Effective Instruction Scheduling Techniques for an Interleaved Cache
Clustered VLIW Processor
Authors:
Enric Gibert (UPC Barcelona)
Jesús Sánchez (UPC Barcelona + Intel Barcelona Research Center)
Antonio González (UPC Barcelona + Intel Barcelona Research Center)
Abstract:
Clustering is a common technique to overcome the wire delay problem
incurred by the evolution of technology. Fully-distributed
architectures, where the register file, the functional units and the
data cache are partitioned, are particularly effective to deal with
these constraints and besides they are very scalable. In this paper
effective instruction scheduling techniques for a clustered VLIW
processor with a word-interleaved cache are proposed. Such scheduling
techniques rely on: (i) loop unrolling and variable alignment to
increase the percentage of local accesses, (ii) a latency assignment
process to schedule memory operations with an appropriate latency and
(iii) different heuristics to assign instructions to clusters. In
particular, the number of local accesses is increased by more than 25%
if these techniques are used and the ratio of stall time over compute
time is small.
Next, the main source of remote accesses and stall time is investigated.

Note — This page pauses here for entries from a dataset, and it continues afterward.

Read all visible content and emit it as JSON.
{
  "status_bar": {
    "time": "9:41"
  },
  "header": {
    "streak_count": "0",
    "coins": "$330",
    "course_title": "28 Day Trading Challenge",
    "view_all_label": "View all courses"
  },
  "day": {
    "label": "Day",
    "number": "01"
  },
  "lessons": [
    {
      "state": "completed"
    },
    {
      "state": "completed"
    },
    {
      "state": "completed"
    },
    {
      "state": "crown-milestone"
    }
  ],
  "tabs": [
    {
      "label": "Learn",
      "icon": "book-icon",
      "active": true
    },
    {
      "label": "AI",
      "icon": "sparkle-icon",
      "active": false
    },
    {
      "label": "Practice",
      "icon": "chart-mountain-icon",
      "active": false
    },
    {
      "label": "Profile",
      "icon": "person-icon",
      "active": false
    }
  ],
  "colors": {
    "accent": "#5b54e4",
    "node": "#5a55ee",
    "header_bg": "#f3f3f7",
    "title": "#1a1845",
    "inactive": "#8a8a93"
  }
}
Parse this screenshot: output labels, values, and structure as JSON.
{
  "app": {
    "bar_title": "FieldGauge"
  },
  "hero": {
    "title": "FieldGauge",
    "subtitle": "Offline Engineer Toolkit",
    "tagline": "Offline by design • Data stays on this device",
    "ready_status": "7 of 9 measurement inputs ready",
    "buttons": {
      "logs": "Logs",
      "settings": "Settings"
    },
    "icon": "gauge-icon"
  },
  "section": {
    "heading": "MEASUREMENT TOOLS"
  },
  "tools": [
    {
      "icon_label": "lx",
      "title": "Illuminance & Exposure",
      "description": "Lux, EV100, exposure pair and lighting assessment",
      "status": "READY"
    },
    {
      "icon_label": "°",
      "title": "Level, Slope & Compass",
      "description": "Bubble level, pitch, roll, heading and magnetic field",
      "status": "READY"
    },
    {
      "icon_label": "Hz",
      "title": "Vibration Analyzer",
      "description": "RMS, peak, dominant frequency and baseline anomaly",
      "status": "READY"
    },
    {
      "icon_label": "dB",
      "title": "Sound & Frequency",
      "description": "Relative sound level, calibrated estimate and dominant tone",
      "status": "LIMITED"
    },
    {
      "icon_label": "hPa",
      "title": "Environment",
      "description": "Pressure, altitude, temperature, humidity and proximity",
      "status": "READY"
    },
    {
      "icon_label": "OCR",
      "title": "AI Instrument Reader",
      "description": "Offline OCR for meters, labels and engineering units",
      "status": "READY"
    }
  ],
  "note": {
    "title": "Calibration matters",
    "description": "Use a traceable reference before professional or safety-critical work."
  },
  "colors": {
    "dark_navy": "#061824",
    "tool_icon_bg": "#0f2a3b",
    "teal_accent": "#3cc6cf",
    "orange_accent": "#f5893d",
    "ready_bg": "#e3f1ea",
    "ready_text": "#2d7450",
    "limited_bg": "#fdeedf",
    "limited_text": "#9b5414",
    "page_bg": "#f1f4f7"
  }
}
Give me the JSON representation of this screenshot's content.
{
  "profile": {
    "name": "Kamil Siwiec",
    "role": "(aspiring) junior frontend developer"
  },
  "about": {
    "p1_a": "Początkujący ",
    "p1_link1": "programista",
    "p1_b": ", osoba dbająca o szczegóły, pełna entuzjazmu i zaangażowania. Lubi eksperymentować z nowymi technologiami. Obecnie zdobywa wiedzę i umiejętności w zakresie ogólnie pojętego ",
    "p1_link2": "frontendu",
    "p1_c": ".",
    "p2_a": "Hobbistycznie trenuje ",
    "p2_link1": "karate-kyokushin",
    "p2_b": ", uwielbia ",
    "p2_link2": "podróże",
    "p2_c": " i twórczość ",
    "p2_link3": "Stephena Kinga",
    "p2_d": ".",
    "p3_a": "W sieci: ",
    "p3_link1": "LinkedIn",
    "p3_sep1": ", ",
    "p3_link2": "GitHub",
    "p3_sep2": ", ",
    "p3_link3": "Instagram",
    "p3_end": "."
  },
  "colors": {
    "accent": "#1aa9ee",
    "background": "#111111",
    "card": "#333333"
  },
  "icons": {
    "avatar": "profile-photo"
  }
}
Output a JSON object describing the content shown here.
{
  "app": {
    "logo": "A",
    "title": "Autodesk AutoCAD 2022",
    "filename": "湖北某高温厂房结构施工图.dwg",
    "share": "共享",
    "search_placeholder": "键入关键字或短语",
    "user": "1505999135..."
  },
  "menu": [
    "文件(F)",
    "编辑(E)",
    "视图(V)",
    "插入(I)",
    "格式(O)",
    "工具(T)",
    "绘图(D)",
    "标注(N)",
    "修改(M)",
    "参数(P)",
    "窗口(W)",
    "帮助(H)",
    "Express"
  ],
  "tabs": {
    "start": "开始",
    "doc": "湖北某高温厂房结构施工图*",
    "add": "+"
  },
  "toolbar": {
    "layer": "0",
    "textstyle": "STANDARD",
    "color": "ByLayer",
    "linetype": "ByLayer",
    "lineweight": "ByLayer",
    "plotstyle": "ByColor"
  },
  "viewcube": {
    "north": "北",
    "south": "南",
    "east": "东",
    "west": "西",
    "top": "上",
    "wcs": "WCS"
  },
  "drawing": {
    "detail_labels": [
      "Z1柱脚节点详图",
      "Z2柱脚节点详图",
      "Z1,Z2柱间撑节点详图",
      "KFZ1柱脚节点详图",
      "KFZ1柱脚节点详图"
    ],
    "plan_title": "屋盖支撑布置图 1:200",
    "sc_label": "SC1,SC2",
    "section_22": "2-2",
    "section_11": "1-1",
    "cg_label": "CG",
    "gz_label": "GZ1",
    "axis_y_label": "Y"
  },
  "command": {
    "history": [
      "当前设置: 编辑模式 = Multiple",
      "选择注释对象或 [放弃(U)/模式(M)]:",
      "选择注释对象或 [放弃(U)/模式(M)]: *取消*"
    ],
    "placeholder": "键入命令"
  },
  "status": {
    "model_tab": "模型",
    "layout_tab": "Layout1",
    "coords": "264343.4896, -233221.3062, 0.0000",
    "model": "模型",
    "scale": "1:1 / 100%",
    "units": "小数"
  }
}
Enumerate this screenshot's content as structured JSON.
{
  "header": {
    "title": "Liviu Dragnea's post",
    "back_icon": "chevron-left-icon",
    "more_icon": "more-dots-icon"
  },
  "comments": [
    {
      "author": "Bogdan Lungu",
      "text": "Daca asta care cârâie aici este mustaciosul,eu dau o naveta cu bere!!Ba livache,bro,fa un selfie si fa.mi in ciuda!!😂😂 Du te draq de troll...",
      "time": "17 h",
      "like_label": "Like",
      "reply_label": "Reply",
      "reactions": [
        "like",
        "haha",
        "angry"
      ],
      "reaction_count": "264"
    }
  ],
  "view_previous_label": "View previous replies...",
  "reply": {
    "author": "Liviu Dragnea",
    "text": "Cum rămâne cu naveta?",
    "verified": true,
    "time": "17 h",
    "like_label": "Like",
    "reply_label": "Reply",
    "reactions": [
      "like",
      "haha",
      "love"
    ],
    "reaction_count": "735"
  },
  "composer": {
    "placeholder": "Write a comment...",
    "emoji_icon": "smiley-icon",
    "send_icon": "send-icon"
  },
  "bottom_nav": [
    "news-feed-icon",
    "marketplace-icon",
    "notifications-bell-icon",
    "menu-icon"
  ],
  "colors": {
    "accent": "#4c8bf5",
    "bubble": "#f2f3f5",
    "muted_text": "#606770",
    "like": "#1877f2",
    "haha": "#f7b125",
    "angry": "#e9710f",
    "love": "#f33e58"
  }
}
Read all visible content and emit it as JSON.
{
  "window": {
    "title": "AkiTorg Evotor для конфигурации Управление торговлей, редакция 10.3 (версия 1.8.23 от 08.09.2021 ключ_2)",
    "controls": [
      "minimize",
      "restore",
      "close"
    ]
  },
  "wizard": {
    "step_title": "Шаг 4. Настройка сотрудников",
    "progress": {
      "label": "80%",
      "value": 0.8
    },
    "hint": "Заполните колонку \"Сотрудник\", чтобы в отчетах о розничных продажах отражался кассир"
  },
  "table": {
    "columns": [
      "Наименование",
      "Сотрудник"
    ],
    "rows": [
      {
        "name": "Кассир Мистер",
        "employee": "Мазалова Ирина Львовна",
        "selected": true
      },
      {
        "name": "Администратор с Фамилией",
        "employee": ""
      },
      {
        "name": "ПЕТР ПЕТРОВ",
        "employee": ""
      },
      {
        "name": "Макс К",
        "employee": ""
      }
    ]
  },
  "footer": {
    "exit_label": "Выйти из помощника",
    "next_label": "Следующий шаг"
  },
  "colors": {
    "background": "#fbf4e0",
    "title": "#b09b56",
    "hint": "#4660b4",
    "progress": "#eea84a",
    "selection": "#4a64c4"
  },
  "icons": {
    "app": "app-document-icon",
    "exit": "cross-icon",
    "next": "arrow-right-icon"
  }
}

Stall time is mainly due to remote hits, and Attraction Buffers are used
to increase local accesses and reduce stall time. Stall time is reduced
by 29% and 34% depending on the scheduling heuristic. IPC results for a
word-interleaved cache clustered VLIW processor are similar to those of
the multiVLIW (a cache-coherent clustered processor with a more complex
hardware design), and are 10% and 5% better (depending on the scheduling
heuristic) than the IPC for a clustered processor with a unified cache.